- Born: August 1, 1842 Conquest, New York, U.S.
- Died: April 18, 1914 (aged 71) Ann Arbor, Michigan, U.S.
- Buried: Hooker Cemetery, Wayland, Michigan 42°42′22″N 85°35′34″W﻿ / ﻿42.7061°N 85.5928°W
- Allegiance: United States of America
- Branch: Union Army
- Rank: First Lieutenant
- Unit: Company C, 102nd Regiment United States Colored Troops
- Conflicts: American Civil War
- Awards: Medal of Honor

= Charles L. Barrell =

American soldier in the American Civil War

Lieutenant Charles L. Barrell (August 1, 1842 – April 18, 1914) was an American soldier who fought in the American Civil War.

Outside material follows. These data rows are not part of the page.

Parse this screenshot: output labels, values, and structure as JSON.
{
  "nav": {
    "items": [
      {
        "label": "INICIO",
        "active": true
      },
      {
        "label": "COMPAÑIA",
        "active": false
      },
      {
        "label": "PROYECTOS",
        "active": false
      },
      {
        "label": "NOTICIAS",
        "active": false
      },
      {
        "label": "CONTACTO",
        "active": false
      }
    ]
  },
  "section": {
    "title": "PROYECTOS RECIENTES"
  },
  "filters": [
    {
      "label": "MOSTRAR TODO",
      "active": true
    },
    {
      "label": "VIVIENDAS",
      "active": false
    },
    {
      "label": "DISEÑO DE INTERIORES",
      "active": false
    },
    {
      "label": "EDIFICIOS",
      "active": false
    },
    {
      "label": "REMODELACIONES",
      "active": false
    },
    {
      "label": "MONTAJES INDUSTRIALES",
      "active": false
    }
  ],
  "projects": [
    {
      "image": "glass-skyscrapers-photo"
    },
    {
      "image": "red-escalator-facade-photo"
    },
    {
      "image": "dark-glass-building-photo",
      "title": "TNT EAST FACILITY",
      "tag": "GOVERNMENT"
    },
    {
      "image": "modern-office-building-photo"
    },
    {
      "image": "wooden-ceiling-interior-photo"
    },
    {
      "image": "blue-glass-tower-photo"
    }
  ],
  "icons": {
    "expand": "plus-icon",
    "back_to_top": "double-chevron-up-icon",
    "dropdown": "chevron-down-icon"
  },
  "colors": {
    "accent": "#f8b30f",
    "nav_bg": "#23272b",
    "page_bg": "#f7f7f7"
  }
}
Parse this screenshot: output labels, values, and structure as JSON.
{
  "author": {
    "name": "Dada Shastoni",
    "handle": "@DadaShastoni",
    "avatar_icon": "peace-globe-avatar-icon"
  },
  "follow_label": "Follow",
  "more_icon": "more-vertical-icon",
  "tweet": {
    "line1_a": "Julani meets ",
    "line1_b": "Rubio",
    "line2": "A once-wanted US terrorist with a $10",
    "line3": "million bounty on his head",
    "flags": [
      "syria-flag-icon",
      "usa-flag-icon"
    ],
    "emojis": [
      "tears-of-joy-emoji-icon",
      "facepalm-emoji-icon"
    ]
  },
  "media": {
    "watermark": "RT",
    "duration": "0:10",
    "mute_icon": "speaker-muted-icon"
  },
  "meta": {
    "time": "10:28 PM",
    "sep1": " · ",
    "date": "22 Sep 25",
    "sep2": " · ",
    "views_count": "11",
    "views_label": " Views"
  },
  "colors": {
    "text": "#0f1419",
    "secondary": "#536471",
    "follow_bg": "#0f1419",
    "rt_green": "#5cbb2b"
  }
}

Barrell was awarded the country's highest award for bravery during combat, the Medal of Honor, for his action near Camden, South Carolina, in April 1865.

==Biography==
Charles was born August 1, 1842, in Conquest, Cayuga County, New York, to Joseph Barrel and Emily Carey. On August 2, 1862, Barrell enlisted at Leighton, Allegan County, Michigan into Company C of the 102d U.S. Colored Troops as a flag holder for the Grand Army of the Republic. He attained the rank of First Lieutenant on January 3, 1863. He was awarded the Medal of Honor and presented with the award on May 14, 1891.

Barrel died in Ann Arbor, Michigan, and is buried at Hooker Cemetery, Wayland, Michigan.

==Medal of Honor citation==

Hazardous service in marching through the enemy's country to bring relief to his command.